8- Rusya'yı yaptığı işgalden dolayı kınayanların; ABD'nin, Fransa'nın, İngiltere'nin işgallerine ses çıkarmamaları, Afganistan, Irak, Libya, Fistin, Cezayir, Suriye gibi ülkeleri kan gölüne çevirenleri eleştirmemeleri ne kadar ikiyüzlü olduklarını göstermektedir.

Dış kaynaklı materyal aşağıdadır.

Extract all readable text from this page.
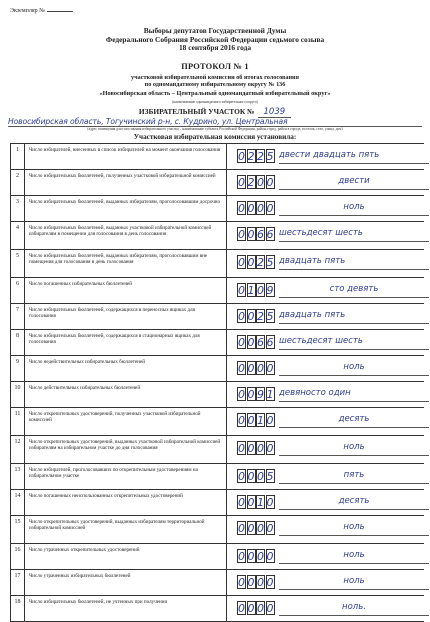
Экземпляр №
Выборы депутатов Государственной Думы
Федерального Собрания Российской Федерации седьмого созыва
18 сентября 2016 года
ПРОТОКОЛ № 1
участковой избирательной комиссии об итогах голосования
по одномандатному избирательному округу № 136
«Новосибирская область – Центральный одномандатный избирательный округ»
(наименование одномандатного избирательного округа)
ИЗБИРАТЕЛЬНЫЙ УЧАСТОК № 1039
Новосибирская область, Тогучинский р-н, с. Кудрино, ул. Центральная
(адрес помещения для голосования избирательного участка – наименование субъекта Российской Федерации, район, город, район в городе, поселок, село, улица, дом)
Участковая избирательная комиссия установила:
1	Число избирателей, внесенных в список избирателей на момент окончания голосования	0 2 2 5 двести двадцать пять
2	Число избирательных бюллетеней, полученных участковой избирательной комиссией	0 2 0 0	двести
3	Число избирательных бюллетеней, выданных избирателям, проголосовавшим досрочно	0 0 0 0	ноль
4	Число избирательных бюллетеней, выданных участковой избирательной комиссией избирателям в помещении для голосования в день голосования	0 0 6 6 шестьдесят шесть
5	Число избирательных бюллетеней, выданных избирателям, проголосовавшим вне помещения для голосования в день голосования	0 0 2 5 двадцать пять
6	Число погашенных избирательных бюллетеней	0 1 0 9	сто девять
7	Число избирательных бюллетеней, содержащихся в переносных ящиках для голосования	0 0 2 5 двадцать пять
8	Число избирательных бюллетеней, содержащихся в стационарных ящиках для голосования	0 0 6 6 шестьдесят шесть
9	Число недействительных избирательных бюллетеней	0 0 0 0	ноль
10	Число действительных избирательных бюллетеней	0 0 9 1 девяносто один
11	Число открепительных удостоверений, полученных участковой избирательной комиссией	0 0 1 0	десять
12	Число открепительных удостоверений, выданных участковой избирательной комиссией избирателям на избирательном участке до дня голосования	0 0 0 0	ноль
13	Число избирателей, проголосовавших по открепительным удостоверениям на избирательном участке	0 0 0 5	пять
14	Число погашенных неиспользованных открепительных удостоверений	0 0 1 0	десять
15	Число открепительных удостоверений, выданных избирателям территориальной избирательной комиссией	0 0 0 0	ноль
16	Число утраченных открепительных удостоверений	0 0 0 0	ноль
17	Число утраченных избирательных бюллетеней	0 0 0 0	ноль
18	Число избирательных бюллетеней, не учтенных при получении	0 0 0 0	ноль.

9- Görelim artık: Bu zalim sömürgen devletlerin, fırsat bulduğunda her zalimliği yapabilecekleri bir kez daha ortaya çıkmıştır. Büyük planlarından birisinin de Türkiye'yi parçalamak olduğu da sır değildir. 15 Temmuz'da yapmak istedikleri buydu. Yine deneyeceklerini bilmek için kahin olmaya gerek yok. O zaman ;Milli savunma sanayisini geliştirmek, terörle ülke içinde ve sınır ötesinde mücadele etmek, petrol-doğal gaz kaynakları bulup dışa bağımlılıktan kurtulmak, yenilenebilir enerji kaynaklarına yönelmek, yerli ilaç çalışmalarını hızlandırmak gibi çalışmaların ülkemizin güvenliği için ne kadar önemli olduğunu görmek zorundayız. Bu çalışmaları yapan devletimize sahip çıkmak zorundayız. Bu çalışmaları engel olmaya çalışanların, aslında emperyalist batıya hizmet ettiklerini görmek zorundayız. Bu şeytani dünya düzeninde Suriye olmamak, Ukrayna olmamak bizim için en büyük stratejik hedeftir. Sıvıyağ fiyatlarına kafayı taktığımız kadar, yukardaki hayati meselelere de kafa yormalıyız bence. Yağ olmadan yaşarız ama vatansız yaşayamayız.